Mirsadraee Saeed, Tuite David, Nicholson Anthony
Leeds Teaching Hospitals, Leeds LS1 3EX, UK.
Cardiovasc Intervent Radiol. 2008 Nov-Dec;31(6):1094-9. doi: 10.1007/s00270-008-9381-x. Epub 2008 Jun 24.
This case series examines the safety and efficacy of uterine artery embolization (UAE) in the treatment of obstructive nephropathy caused by large fibroids. Between 2004 and 2007, 10 patients referred with symptomatic uterine fibroids that were found to be causing either unilateral (7 patients) or bilateral (3 patients) hydronephrosis were treated by UAE. Presenting complaints included menorrhagia, dysmenorrhea, bulk symptoms, loin pain, postobstructive atrophy, and mild renal impairment. All had posterior intramural dominant fibroids >11 cm in maximum sagittal diameter and uterine volumes between 3776 and 15,625 ml.
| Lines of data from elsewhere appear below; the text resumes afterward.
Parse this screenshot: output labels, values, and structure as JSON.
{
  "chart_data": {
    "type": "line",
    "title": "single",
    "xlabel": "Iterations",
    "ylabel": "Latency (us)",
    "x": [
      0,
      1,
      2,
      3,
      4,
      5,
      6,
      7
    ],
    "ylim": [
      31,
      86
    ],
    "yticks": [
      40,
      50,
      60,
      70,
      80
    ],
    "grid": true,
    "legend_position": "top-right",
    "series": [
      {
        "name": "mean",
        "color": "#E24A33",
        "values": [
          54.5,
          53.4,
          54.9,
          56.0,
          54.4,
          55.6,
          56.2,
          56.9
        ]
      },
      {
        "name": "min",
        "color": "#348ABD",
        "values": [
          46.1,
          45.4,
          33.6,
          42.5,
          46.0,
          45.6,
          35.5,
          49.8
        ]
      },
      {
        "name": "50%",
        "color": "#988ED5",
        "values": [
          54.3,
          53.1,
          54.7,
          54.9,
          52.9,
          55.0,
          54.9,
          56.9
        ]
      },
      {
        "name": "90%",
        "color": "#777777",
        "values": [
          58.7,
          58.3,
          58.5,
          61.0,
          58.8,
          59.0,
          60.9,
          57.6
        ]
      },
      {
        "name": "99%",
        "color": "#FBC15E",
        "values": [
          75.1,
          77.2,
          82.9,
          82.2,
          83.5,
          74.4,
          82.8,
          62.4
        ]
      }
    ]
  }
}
Outcome measures at between 12 and 36 months included procedural success, repeat intervention, relief of symptoms, resolution of hydronephrosis, stable renal function and size, and avoidance of hysterectomy. In all cases the cause of renal obstruction was confirmed to be a giant fibroid compressing the ureter at the pelvic brim. In all cases UAE was technically successful, though two patients required a repeat procedure. In eight patients hydronephrosis resolved and the obstruction was relieved, though two still had some bulk symptoms not requiring further treatment. Renal function improved or was stable in all cases. Renal size was stable in all cases. Where menorrhagia was part of the symptom complex it was relieved in all cases. Two patients diagnosed as having postobstructive atrophy of one kidney underwent retrograde ureteric stenting on the nonatrophied side prior to UAE. This was unsuccessful in one of the cases due to the distortion caused by the fibroid. Despite improvement in hydronephrosis this patient underwent hysterectomy at 7 months after a renogram demonstrated persistent obstruction at the pelvic brim. In the second patient a double pigtail stent was inserted with difficulty and eventually removed at 8 months. This patient has had stable renal function and size for 3 years post-UAE. We conclude that UAE is safe and effective in treating patients with obstructive hydronephrosis caused by large fibroids.
本病例系列研究了子宫动脉栓塞术(UAE)治疗大子宫肌瘤所致梗阻性肾病的安全性和有效性。2004年至2007年期间,10例因症状性子宫肌瘤前来就诊且被发现导致单侧(7例)或双侧(3例)肾积水的患者接受了UAE治疗。主要症状包括月经过多、痛经、肿块症状、腰痛、梗阻后萎缩以及轻度肾功能损害。所有患者均有肌壁间后壁为主的肌瘤,最大矢状径>11 cm,子宫体积在3776至15625 ml之间。12至36个月的观察指标包括手术成功、再次干预、症状缓解、肾积水消退、肾功能和大小稳定以及避免子宫切除术。在所有病例中,均证实肾梗阻的原因是巨大肌瘤在骨盆边缘压迫输尿管。在所有病例中,UAE技术上均获成功,不过有2例患者需要再次手术。8例患者肾积水消退,梗阻解除,尽管仍有2例有一些肿块症状,但无需进一步治疗。所有病例中肾功能均有改善或稳定。所有病例中肾脏大小均稳定。凡月经过多是症状之一者,均在所有病例中得到缓解。2例诊断为一侧肾梗阻后萎缩的患者在UAE术前于未萎缩侧进行了逆行输尿管支架置入术。其中1例因肌瘤造成的扭曲而未成功。尽管肾积水有所改善,但该患者在肾图显示骨盆边缘持续梗阻7个月后接受了子宫切除术。在第2例患者中,双猪尾支架置入困难,最终在8个月时取出。该患者在UAE术后3年肾功能和大小一直稳定。我们得出结论,UAE治疗大子宫肌瘤所致梗阻性肾积水患者是安全有效的。